AS a moralist, I cannot but regret that crowded population, and the prosperity of manufactures should be so invariably attended with the extreme corruption of the lower orders. In this mind I should not wish to see Gatehouse increase greatly above its present population: and I would gladly see some expedients used to restrain the growth of vice, in a village, where, but for vice, want and idleness might be unknown. It has been the great errour of the politicians and philosophers of the present age, that, in their care to multiply the numbers, to stimulate the industry, and to increase the opulence of mankind, they have overlooked the important concern of checking their vices, and of encouraging their declining virtues. This concern belongs to the politician, not less than to the Divine and the Moralist. The institution of Sunday schools is almost the only thing that has been done, in the present time, towards preserving a sense of religion and of decent morals among the poor. The lord of the manor and the principal manufacturers about Gatehouse might also use means to enforce a due attendance on public worship among all, whether old or young. They ought to establish a strict police. Men habitually addicted to drunkenness, and women abandoned to prostitution ought to be invariably discharged from employment, and dismissed out of the village. The wages ought not to be paid oftener than monthly. The manufacturers ought to provide for their workmen—the more necessary articles of subsistence; meal, butcher's meat, &c.
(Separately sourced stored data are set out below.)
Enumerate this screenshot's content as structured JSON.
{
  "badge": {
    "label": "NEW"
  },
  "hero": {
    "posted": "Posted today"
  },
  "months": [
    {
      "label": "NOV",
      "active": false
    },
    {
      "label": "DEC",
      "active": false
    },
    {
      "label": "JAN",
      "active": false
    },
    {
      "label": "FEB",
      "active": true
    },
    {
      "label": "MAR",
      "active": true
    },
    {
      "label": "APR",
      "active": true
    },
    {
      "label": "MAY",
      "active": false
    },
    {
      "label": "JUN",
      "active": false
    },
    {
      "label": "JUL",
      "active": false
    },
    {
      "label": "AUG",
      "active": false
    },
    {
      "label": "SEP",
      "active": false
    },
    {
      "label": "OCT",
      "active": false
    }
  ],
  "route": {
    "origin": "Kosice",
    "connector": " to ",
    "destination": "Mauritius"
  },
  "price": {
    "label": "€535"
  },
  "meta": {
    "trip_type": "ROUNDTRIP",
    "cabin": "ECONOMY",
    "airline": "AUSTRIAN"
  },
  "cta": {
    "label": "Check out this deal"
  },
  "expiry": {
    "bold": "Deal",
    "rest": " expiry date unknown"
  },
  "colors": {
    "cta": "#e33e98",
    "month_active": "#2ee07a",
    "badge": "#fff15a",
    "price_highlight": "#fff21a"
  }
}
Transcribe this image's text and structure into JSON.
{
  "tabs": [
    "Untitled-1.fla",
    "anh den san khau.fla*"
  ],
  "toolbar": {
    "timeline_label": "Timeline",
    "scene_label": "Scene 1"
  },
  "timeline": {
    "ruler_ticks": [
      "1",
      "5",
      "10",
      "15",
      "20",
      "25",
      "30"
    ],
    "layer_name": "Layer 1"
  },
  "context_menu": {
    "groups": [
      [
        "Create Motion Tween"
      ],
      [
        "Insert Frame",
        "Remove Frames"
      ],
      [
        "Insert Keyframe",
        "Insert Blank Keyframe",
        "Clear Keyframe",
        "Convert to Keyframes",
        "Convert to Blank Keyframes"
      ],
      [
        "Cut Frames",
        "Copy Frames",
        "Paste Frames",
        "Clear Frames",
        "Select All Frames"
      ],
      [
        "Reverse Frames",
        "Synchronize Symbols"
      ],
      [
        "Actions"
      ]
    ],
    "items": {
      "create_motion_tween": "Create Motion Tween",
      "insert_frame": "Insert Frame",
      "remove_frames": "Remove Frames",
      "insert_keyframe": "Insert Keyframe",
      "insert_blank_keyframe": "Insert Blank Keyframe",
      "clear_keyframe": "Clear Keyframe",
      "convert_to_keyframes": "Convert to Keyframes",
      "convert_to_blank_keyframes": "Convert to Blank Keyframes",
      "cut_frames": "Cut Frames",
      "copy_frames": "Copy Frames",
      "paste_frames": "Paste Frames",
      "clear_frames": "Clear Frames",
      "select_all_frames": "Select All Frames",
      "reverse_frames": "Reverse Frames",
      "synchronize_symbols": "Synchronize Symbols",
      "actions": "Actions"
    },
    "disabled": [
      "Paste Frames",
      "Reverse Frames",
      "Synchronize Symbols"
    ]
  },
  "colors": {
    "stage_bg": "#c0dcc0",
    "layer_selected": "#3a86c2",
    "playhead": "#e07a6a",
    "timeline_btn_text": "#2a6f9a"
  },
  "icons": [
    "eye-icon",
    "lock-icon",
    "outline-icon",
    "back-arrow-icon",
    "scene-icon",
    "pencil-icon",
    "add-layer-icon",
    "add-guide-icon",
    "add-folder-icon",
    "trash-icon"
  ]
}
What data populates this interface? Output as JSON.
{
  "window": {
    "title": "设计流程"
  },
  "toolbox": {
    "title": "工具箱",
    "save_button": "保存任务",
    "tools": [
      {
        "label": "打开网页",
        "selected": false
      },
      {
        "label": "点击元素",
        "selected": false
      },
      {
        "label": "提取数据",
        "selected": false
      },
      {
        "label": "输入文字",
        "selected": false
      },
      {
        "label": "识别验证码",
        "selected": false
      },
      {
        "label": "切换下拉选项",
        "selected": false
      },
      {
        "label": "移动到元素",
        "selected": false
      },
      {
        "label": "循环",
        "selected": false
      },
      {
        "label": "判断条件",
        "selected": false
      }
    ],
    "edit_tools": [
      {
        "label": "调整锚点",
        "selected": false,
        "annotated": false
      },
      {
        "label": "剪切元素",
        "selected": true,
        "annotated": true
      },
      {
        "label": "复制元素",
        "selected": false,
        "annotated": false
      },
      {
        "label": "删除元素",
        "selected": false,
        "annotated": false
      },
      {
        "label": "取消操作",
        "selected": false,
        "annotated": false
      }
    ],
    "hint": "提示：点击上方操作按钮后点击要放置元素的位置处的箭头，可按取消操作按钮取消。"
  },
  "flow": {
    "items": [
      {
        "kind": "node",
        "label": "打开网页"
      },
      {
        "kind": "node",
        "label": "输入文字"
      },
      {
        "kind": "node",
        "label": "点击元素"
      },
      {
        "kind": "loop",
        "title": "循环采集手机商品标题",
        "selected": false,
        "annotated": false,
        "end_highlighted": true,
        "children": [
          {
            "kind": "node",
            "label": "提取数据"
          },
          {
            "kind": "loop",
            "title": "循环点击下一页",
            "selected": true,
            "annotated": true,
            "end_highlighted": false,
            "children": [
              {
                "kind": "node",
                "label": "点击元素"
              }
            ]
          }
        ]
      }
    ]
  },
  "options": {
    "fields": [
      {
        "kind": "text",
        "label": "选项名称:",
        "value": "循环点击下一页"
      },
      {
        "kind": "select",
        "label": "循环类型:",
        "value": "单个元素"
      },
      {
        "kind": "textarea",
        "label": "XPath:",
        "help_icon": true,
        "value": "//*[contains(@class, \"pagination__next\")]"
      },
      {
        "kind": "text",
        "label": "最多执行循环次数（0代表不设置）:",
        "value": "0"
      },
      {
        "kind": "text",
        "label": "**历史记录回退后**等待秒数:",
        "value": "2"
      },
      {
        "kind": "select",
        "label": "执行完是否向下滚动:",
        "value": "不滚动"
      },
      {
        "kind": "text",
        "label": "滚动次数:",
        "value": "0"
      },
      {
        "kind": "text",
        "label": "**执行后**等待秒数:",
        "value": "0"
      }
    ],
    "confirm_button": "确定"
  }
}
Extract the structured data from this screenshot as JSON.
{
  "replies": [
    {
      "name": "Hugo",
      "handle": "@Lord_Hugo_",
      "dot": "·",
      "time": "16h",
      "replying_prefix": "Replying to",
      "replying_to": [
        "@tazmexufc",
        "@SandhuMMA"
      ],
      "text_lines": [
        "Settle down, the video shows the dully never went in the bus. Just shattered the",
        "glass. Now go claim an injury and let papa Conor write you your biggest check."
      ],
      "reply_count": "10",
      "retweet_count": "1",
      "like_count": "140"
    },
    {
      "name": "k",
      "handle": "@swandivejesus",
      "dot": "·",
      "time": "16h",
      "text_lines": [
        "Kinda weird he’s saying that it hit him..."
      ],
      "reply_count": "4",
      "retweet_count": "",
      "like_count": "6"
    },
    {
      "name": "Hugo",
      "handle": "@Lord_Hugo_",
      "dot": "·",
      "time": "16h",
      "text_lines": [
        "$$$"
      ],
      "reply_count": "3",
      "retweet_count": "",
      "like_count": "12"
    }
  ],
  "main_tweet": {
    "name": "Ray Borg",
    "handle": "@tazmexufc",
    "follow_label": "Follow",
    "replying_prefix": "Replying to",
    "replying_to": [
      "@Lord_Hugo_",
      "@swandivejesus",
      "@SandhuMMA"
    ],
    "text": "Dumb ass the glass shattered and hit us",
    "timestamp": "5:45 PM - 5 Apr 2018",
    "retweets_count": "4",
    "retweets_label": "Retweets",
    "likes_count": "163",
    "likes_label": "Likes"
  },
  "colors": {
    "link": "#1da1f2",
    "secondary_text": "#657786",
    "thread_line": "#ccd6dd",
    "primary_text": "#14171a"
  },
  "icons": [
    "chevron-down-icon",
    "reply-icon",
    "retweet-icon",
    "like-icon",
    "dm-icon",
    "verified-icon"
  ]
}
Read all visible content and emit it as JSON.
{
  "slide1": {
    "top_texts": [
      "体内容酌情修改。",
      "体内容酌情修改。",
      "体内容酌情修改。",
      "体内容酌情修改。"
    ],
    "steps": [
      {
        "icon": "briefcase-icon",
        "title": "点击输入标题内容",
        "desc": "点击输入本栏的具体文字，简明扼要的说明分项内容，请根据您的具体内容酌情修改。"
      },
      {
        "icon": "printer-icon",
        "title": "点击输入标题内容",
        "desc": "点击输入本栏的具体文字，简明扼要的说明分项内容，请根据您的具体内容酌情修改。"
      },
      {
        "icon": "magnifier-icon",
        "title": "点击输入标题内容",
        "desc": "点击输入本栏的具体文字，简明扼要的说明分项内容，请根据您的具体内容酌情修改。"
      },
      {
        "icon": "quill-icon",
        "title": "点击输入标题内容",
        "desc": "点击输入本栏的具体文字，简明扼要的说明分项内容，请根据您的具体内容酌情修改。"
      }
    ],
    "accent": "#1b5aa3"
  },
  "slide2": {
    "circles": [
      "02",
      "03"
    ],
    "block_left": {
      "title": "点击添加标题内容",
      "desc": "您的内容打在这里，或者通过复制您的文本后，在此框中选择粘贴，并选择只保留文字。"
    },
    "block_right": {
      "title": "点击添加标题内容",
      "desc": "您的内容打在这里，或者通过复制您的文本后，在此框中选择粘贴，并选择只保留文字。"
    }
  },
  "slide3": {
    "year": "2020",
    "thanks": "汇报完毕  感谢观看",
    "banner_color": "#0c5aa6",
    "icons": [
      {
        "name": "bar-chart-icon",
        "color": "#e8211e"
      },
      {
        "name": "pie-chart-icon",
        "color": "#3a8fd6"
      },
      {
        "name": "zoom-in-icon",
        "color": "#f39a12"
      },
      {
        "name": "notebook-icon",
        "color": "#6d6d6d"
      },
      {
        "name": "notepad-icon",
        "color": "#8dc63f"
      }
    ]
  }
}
Some small part of the wages of every labourer should be saved for him, to the end of the year; and interest be paid him upon it. The labourers should be persuaded to establish a common fund, formed by the contributions of all who are in health to labour, and destined to relieve the wants of the sick and the infirm. The use of whisky should be discouraged; and good malt liquors,—ale and porter introduced in its stead. I will even venture to suggest, that the establishment of an Antiburgher or Cammeronian meeting-house might have no bad effect here. I shall add, that it might be better, if Mr Murray, the manufacturers, and the neighbouring gentlemen should be induced rather to encourage the formation of other villages, at the distance of every five or six miles, than to promote the farther increase of Gatehouse.——

THE vale of Fleet is beautiful, for a good many miles above Gatehouse. Rough, heath-clad hills rise, indeed, on both sides; but, the lower declivities, and the intermediate plain are fertile, cultivated, and adorned with large tracts of wood. At Caerstramman, Mr Murray has a handsome hunting-seat, on the eastern side of the river, and about four or five miles above Gatehouse. On the western side of the Fleet, and at nearly an equal distance from the village, is Rusco, once a feat of the Viscounts of Kenmure. The house is large, and still habitable. Northwards are a range of wild hills, affording pasture to sheep and goats, and having a few shepherd's huts scattered over them. The Highlands of Scotland have no scenes of higher beauty, than what the vale of Fleet displays; and they have hardly any wilder than the hills among which this river takes its rise.